The FlashPoint platform solution from Denali Software provides an interface between NAND flash and PCI Express (PCIe). Many designers may wonder why something like interfacing to NAND flash would need a platform solution. From an operating-system perspective, more work is expected of NAND these days.
For example, Microsoft’s Vista uses flash memory for caching (ReadyBoost) and for bootup/return from hibernation (ReadyDrive). Also, the range of applications for which flash is being used has increased sharply, and flash is getting more complex with more bits per cell. This has led to the need for more complex wear-leveling algorithms, reliability monitoring, and so on.

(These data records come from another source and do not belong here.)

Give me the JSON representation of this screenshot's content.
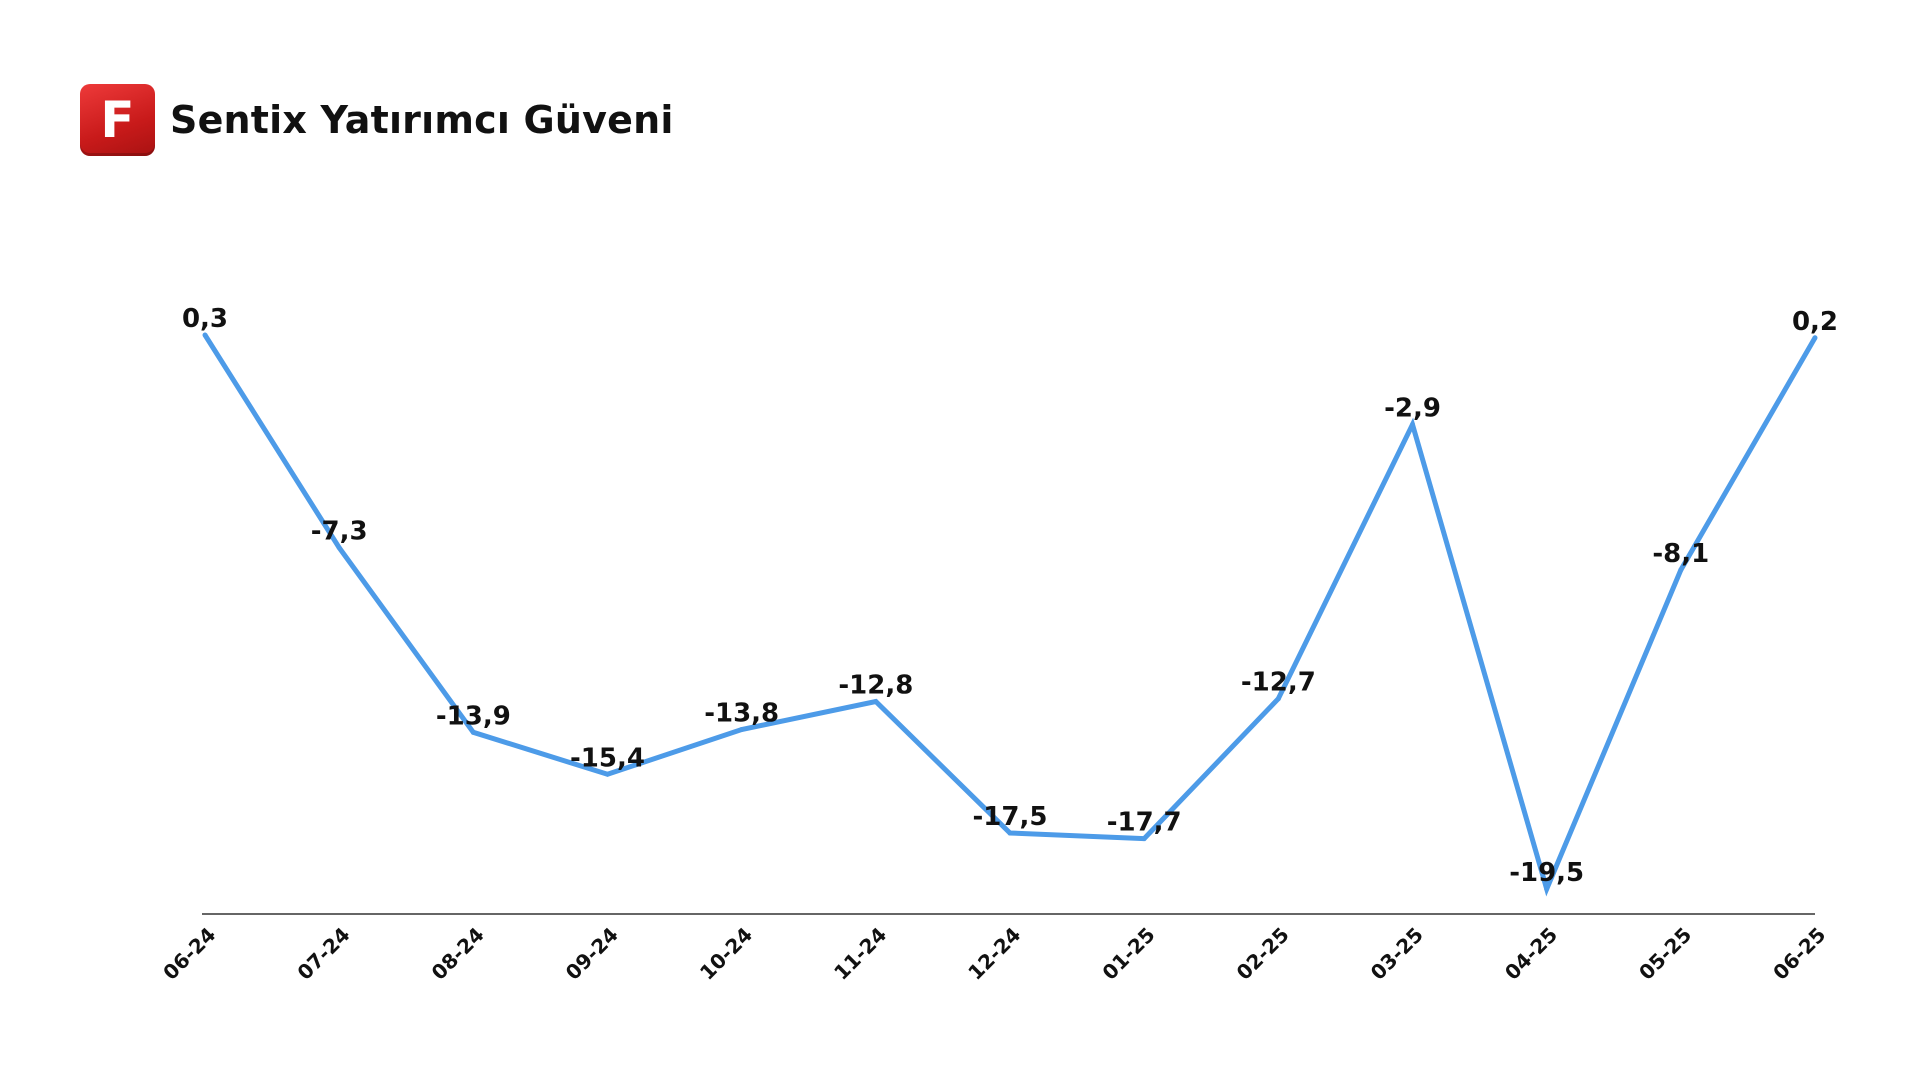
{
  "header": {
    "logo_letter": "F",
    "title": "Sentix Yatırımcı Güveni"
  },
  "colors": {
    "line": "#4d9be8",
    "axis": "#333333",
    "logo": "#d42020",
    "text": "#111111"
  },
  "chart_data": {
    "type": "line",
    "title": "Sentix Yatırımcı Güveni",
    "xlabel": "",
    "ylabel": "",
    "categories": [
      "06-24",
      "07-24",
      "08-24",
      "09-24",
      "10-24",
      "11-24",
      "12-24",
      "01-25",
      "02-25",
      "03-25",
      "04-25",
      "05-25",
      "06-25"
    ],
    "values": [
      0.3,
      -7.3,
      -13.9,
      -15.4,
      -13.8,
      -12.8,
      -17.5,
      -17.7,
      -12.7,
      -2.9,
      -19.5,
      -8.1,
      0.2
    ],
    "value_labels": [
      "0,3",
      "-7,3",
      "-13,9",
      "-15,4",
      "-13,8",
      "-12,8",
      "-17,5",
      "-17,7",
      "-12,7",
      "-2,9",
      "-19,5",
      "-8,1",
      "0,2"
    ],
    "ylim": [
      -20,
      0.3
    ],
    "grid": false,
    "legend": "none"
  }
}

FlashPoint works with PC cache modules, solid-state drives (SSDs), and ExpressCard devices. An integrated design configuration engine handles the configuration. The platform includes a complete hardware design, software stack, and drivers required to interface to a NAND flash device (see the figure).
“We have significantly reduced customer risk and increased system performance through an integrated and flexible hardware/software platform approach to PCIe-based NAND controller designs,” said Robert Pierce, senior director of flash products at Dinali Software. “With the rich feature set, OEMs and semiconductor firms have the flexibility to confidently select unique and differentiating features, such as performance, encryption, and array management for their system.”
The platform also supports the nonvolatile memory host controller interface (NVMHCI) standard. Pushed by Intel, Microsoft, and Dell, NVMHCI provides a standard software-programming interface for NVM subsystems. The operating-system driver uses NVMHCI to access NAND when it is being used for drive caching or as an SSD. And, FlashPoint supports a range of flash devices from several memory vendors, including those supporting the open NAND flash interface (ONFi) standard.
“Denali has been an active supporter of the ONFi initiative, which provides a standardized NAND component interface that not only simplifies design support for a broader range of NAND components, but also eases transitions to future NAND generations,” said Knut Grimsrud, ONFi chairman and Intel Fellow. “Product releases compliant with the ONFi standard, such as Denali’s new flash platform, pave the way for broad adoption of standards-based flash solutions.”
The platform also uses the Databahn IP technology, a hardware architecture built for high performance and reliability, for PCIe and NAND. Its configuration infrastructure automates the design’s verification and tuning process based on application performance—an otherwise often arduous task if done manually. FlashPoint will be commercially available in the second half of 2008.